Chasing this at a big tech company for roughly two years now. The unintuitive thing I learnt: building a semantic layer top-down is a fool's errand. You always pick the wrong metrics first, because you're guessing what matters instead of letting the data decide.
What actually worked? Instrument the LLM agent. Log every natural language query it gets, the SQL it spits out, and which dimensions or measures it had to guess. After two weeks of logs, the top 20 ambiguous metrics emerged from actual usage, not from architecture diagrams and whiteboard sessions. Then we locked those down - one VP per metric, written sign-off, single-sentence definition pinned in the codebase.
Q1 results? Nine of the top 20 formally defined. Coverage of incoming queries hitting those defined metrics jumped from about 23% to 71%. Hallucination complaints dropped sharply, but not to zero - and the failures clustered on the still-undefined 30%, making prioritisation a no-brainer.
The cultural shift was bigger than the technical one. Before, "semantic layer" meant a four-team architecture meeting where nothing shipped.
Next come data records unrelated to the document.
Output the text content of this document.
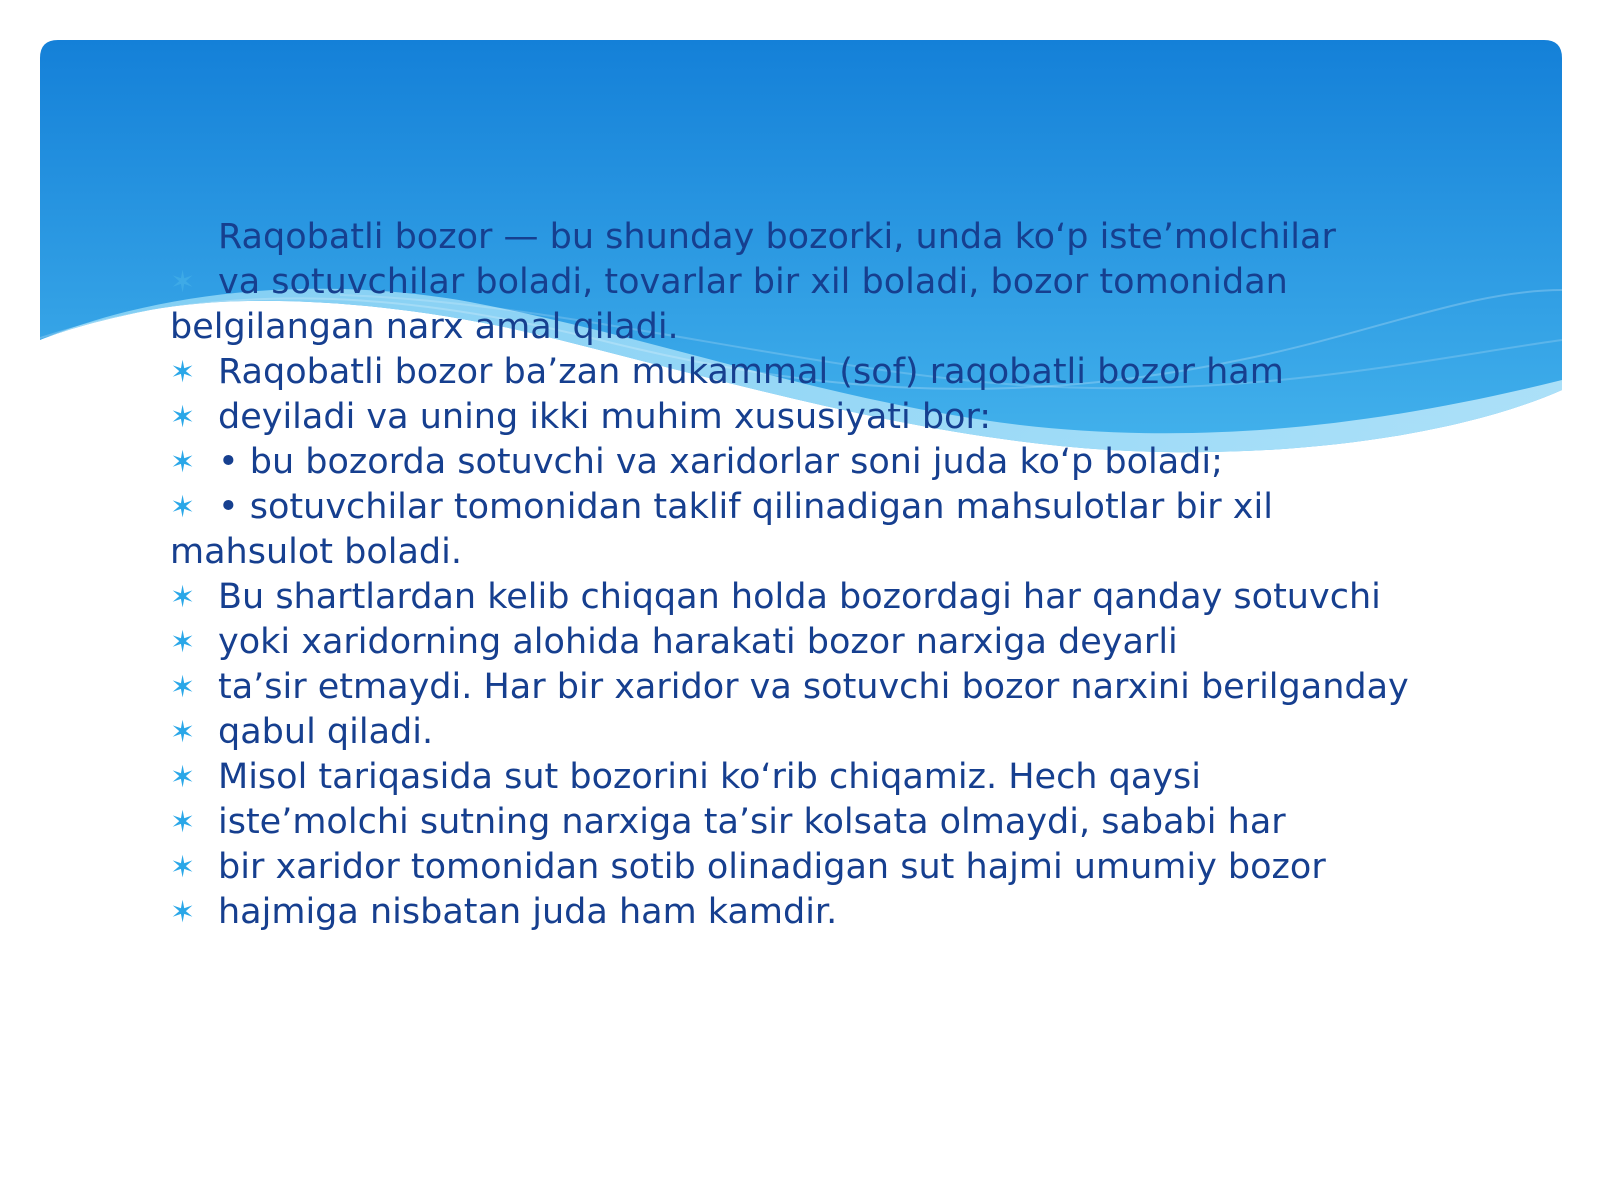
Raqobatli bozor — bu shunday bozorki, unda ko‘p iste’molchilar
✶ va sotuvchilar boladi, tovarlar bir xil boladi, bozor tomonidan
belgilangan narx amal qiladi.
✶ Raqobatli bozor ba’zan mukammal (sof) raqobatli bozor ham
✶ deyiladi va uning ikki muhim xususiyati bor:
✶ • bu bozorda sotuvchi va xaridorlar soni juda ko‘p boladi;
✶ • sotuvchilar tomonidan taklif qilinadigan mahsulotlar bir xil
mahsulot boladi.
✶ Bu shartlardan kelib chiqqan holda bozordagi har qanday sotuvchi
✶ yoki xaridorning alohida harakati bozor narxiga deyarli
✶ ta’sir etmaydi. Har bir xaridor va sotuvchi bozor narxini berilganday
✶ qabul qiladi.
✶ Misol tariqasida sut bozorini ko‘rib chiqamiz. Hech qaysi
✶ iste’molchi sutning narxiga ta’sir kolsata olmaydi, sababi har
✶ bir xaridor tomonidan sotib olinadigan sut hajmi umumiy bozor
✶ hajmiga nisbatan juda ham kamdir.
After we showed the actual query distribution, those meetings ended in fifteen minutes - the data made it impossible to argue that your edge case matters more than the actual usage patterns.
Three tactics that compound:
- Log queries and guessed dimensions first, let the layer be whatever the queries demand.
- One VP per disputed metric, single-sentence written definition, pinned in code.
- When the LLM has to guess, make it refuse and ask back rather than return a confident wrong number. That was controversial internally, but it's the only behaviour change that ever moved trust with execs.
One more meta-point: track the LLM's "would have guessed" cases separately from "answered confidently." That single distinction unlocks the conversation with finance and sales without needing a technical lecture.